Dazu zählt die angekündigte Ausweisung von Millionen Mitbürgern, die illegal über die Grenze gekommen sind, zum Teil seit zehn, 20 Jahren mit ihren Familien in den USA leben, Steuern zahlen und Recht und Gesetz achten. Schon aus Praktikabilitätsgründen ist dieses Vorhaben zum Scheitern verurteilt. Dass es der amerikanischen Volkswirtschaft schweren Schaden zufügen würde, steht unter Ökonomen außer Frage. In der Landwirtschaft und in der Gastronomie arbeiten Millionen Menschen „ohne Papiere“.
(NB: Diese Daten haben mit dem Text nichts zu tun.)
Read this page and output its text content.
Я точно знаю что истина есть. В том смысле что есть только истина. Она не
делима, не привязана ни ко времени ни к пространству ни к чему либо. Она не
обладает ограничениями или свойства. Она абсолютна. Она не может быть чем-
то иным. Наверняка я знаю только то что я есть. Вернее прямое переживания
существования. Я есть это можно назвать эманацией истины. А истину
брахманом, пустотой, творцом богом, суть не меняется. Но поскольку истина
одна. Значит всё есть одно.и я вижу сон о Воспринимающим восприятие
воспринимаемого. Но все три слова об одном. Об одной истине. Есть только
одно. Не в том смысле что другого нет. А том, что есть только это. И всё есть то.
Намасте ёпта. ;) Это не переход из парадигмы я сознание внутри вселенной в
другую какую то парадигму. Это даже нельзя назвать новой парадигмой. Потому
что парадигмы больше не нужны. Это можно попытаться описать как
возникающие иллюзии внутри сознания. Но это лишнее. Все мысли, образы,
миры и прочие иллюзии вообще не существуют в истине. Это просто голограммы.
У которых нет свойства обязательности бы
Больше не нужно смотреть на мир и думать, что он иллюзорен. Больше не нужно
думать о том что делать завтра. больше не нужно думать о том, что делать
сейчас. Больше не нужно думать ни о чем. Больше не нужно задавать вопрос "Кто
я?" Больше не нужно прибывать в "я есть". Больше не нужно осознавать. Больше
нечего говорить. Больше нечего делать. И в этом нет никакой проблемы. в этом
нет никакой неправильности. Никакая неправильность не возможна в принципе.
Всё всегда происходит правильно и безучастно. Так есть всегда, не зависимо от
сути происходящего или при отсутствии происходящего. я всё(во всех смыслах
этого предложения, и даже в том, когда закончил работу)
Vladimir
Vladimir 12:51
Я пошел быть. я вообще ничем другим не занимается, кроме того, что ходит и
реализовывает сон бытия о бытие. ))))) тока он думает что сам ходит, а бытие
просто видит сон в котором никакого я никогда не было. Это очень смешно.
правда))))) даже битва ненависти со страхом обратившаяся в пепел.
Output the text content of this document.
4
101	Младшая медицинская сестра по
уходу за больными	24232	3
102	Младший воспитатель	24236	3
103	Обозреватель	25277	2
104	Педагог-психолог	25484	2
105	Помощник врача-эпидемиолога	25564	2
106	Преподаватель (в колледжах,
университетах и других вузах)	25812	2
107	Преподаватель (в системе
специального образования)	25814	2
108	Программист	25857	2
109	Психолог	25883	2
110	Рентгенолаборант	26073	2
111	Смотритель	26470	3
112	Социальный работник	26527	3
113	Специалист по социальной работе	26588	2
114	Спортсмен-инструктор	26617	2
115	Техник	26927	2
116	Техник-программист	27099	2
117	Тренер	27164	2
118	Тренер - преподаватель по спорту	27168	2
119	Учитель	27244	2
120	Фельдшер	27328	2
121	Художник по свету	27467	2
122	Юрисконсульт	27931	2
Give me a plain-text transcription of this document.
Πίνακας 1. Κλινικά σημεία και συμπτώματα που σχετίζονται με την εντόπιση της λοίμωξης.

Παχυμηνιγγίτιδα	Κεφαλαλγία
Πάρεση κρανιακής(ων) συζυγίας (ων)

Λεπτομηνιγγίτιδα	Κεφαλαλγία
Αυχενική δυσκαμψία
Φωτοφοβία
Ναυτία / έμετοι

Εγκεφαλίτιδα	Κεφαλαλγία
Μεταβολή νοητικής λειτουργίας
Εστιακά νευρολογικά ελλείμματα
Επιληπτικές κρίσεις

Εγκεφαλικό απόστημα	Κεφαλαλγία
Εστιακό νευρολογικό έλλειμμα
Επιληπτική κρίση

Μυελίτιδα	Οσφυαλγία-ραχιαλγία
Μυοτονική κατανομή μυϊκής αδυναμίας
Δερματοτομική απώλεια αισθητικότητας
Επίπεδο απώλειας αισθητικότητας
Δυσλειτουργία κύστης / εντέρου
Trumps Lernkurve ist erbärmlich flach

Trumps Anmerkungen erinnern frappierend an den missglückten Aufruf zur „Selbst-Deportierung“, den 2012 der damalige republikanische Präsidentschafts-Anwärter Mitt Romney an die Latino-Gemeinde richtete. Sein Motto damals: Geht dahin zurück, wo ihr hergekommen seid – stellt euch dann am Ende der langen Schlange derer an, die legal in den USA ihr Glück suchen wollen – wenn ihr eine weiße Weste, kann es vielleicht klappen.

Von den über 20 Millionen Latinos im wahlfähigen Alter erhielt Romney dafür am Wahltag die schmerzhafte Antwort. Ranghohe Republikaner folgerten danach: „Wir müssen aufhören, eine dumme Partei zu sein.“ Dass Trumps Lernkurve trotzdem so erbärmlich flach ist und ein Wahlgeschenk für die Demokratin Hillary Clinton, macht beinahe sprachlos.

Keine Spur von gesundem Menschenverstand

Mit seiner Rede in Phoenix hat sich Donald Trump endgültig von den Grundüberzeugungen der Partei verabschiedet, die ihm fatalerweise eine Plattform geboten hat. Top-Republikaner hatten in der Vergangenheit wie Präsident Obama immer wieder entlang einer Linie gearbeitet: Unbescholtenen, illegalen Einwanderern soll ein Weg eröffnet werden, ihren Aufenthalt nachträglich zu legalisieren. Vorreiter dieser Bewegung war ein Mann, auf den sich die Konservativen wie auf einen Säulen-Heiligen berufen.

Ronald Reagan bewahrte vor 30 Jahren über 1,5 Millionen Illegale per Erlass vor der Abschiebung. Eine präsidiale Amnestie. Donald Trump hat die Republikaner meilenweit von dieser Praxis des gesunden Menschenverstandes entfremdet. Am Wahltag verdienen sie dafür die Quittung.